Последний звук относился к лошади, которая не обратила на него никакого внимания.

-- Джон, скажи "прру"! просила госпожа Перибингль. Пожалуйста!

-- Для этого будет еще время, возразил Джон, когда я действительно начну забывать вещи. Корзина здесь и в полной безопасности.

-- Какое ты должен быть жестокосердое чудовище, Джон, что не избавил меня от такого безпокойства, не сказав этого с самого начала. Я объявляю, что ни за какие деньги не поехала бы к Берте без телятины, пирога и прочих вещей и без бутылок с пивом. Со дня нашей свадьбы, каждые две недели аккуратно, мы устраиваем там наш маленький пикник. Если бы что-нибудь не удалось в этом празднике, я почти готова была-бы думать, что мы не будем больше счастливы.

-- Тебе пришла добрая мысль устроить это, сказал извощик: и мысль эта делает честь моей маленькой жене.

-- Милый Джон, возразила Крошка, сильно краснея. Не говори об этом. Чем это делает мне честь, Боже мой!

-- Кстати, заметил извощик: этот старый господин...

Крошка опять видимо смутилась.

-- Странный он человек, продолжал извощик, смотря прямо перед собою вдоль дороги. Я не разберу его. Я не думаю, однако же, чтобы можно было его опасаться.

-- Конечно, нет. Я... уверена, что его нечего опасаться.

жить с нами, не правда-ли? Удивительные вещи бывают на этом свете.

-- Да, очень удивительные, подтвердила она тихим, едва внятным голосом.

-- Во всяком случае он добрый старик, сказал Джон, и платит, как джентльмен, и я думаю, что на его слово можно положиться, как на слово джентльмена. Я очень долго разговаривал с ним сегодня утром. Он говорит, что стал лучше слышать меня, с тех пор, как более привык к моему голосу. Он много говорил мне о себе; я также много говорил ему о себе, и странные вопросы предлагал он мне. Я рассказал ему, что я езжу в извозе по двум направлениям: один день еду направо от нашего дома и возвращаюсь назад, а другой день налево и также возвращаюсь (потому что ведь он чужой и не знает названий здешних мест); и он казался совершенно довольным. "Так я возвращусь сегодня вечером домой, сказал он мне, по одной и той-же дороге с вами, а я думал, что вы поедете в совершенно противоположную сторону. Это отлично! Осмелюсь-ли я попросить у вас позволения поместиться и на этот раз в вашей повозке? Только я даю вам слово, что уже больше не засну так крепко, как тогда." А он так крепко спал! Крошка, о чем ты думаешь?

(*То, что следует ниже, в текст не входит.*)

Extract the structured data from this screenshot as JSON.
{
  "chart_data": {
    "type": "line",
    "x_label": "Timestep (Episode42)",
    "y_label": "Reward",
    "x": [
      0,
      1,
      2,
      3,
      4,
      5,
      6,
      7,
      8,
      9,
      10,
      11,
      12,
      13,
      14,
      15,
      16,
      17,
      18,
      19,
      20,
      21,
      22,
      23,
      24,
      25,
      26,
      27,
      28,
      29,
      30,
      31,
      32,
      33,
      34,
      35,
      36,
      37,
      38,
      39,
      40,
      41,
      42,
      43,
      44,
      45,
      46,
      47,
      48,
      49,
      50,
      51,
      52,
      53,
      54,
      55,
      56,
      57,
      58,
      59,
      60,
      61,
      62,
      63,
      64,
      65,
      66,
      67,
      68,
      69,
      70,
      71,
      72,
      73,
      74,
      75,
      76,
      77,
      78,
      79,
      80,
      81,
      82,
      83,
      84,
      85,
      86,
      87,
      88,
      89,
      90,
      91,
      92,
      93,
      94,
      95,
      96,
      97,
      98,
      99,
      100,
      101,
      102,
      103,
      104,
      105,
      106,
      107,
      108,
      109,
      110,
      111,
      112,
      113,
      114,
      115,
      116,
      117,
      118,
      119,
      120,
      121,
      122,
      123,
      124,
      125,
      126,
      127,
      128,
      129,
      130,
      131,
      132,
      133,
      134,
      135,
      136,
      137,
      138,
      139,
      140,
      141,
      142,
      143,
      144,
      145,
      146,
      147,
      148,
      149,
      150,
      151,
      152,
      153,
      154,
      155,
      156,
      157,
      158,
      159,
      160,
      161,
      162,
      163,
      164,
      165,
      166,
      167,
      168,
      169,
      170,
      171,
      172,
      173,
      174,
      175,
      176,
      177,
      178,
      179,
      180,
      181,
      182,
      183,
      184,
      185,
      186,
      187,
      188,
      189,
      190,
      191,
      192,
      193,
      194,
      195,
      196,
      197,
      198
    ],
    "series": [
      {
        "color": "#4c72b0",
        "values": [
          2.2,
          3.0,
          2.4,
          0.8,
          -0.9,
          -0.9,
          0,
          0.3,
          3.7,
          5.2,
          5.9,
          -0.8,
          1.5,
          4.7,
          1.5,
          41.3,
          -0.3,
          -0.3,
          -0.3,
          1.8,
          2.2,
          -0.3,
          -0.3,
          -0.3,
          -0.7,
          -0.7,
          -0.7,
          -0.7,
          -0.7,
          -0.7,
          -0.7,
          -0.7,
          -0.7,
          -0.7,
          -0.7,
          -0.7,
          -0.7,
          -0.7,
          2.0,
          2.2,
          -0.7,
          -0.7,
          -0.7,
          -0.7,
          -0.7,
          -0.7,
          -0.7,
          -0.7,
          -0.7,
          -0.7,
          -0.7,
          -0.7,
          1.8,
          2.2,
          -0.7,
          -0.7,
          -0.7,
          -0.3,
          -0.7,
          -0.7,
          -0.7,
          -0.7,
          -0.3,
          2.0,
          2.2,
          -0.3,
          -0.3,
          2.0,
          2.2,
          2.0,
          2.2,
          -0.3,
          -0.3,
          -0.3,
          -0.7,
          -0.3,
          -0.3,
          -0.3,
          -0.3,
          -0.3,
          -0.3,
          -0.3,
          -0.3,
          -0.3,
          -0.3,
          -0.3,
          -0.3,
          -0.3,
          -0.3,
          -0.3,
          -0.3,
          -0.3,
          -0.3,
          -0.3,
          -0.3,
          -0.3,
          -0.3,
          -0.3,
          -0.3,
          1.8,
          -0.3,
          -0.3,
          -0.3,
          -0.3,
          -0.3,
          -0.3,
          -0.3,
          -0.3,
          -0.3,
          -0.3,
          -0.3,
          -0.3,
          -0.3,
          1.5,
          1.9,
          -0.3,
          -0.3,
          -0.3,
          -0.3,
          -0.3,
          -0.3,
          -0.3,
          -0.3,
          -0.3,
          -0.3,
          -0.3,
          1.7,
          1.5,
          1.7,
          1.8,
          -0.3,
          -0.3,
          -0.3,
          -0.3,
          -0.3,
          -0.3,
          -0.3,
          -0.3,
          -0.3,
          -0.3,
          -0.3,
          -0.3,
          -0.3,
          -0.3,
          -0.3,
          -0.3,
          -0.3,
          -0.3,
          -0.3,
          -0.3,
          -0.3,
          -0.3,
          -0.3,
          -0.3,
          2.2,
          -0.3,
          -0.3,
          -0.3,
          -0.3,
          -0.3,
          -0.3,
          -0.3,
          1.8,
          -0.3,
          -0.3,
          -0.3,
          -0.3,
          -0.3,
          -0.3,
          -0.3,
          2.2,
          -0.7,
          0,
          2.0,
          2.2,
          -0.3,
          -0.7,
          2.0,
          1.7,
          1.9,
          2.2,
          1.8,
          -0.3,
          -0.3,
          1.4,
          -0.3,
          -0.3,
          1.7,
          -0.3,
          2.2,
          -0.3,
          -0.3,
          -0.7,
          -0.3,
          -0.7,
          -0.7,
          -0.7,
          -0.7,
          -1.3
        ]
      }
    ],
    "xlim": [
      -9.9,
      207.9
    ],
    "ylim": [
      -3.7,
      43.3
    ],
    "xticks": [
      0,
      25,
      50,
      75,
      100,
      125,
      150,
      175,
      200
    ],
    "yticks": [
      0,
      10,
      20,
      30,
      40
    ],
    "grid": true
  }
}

-- О чем я думаю, Джон? Я... я слушала тебя.

-- Да, ну и отлично, сказал честный извощик. При виде выражения твоих глаз я опасался, что так тебя утомил своею длинною болтовней, что ты уже стала думать о другом. Право, я опасался этого.

Крошка ничего не ответила, и они некоторое время продолжали свой путь молча. Но не легко было долго молчать в повозке Джона, потому что каждый прохожий находил что-нибудь сказать, хотя-бы это было только: "Как поживаете?" И на самом деле очень часто не распространялись далее этого вопроса; но, чтобы ответить на него с полным радушием, необходимо было не только кивнуть головой и улыбнуться, но и сделать такое-же сильное движение легких, какое потребовало-бы начало длинного спича в парламенте. Иногда путники, пешком или верхом, двигались некоторое время рядом с повозкою, с единственною целью поболтать, и тогда приходилось много что пересказать с обеих сторон.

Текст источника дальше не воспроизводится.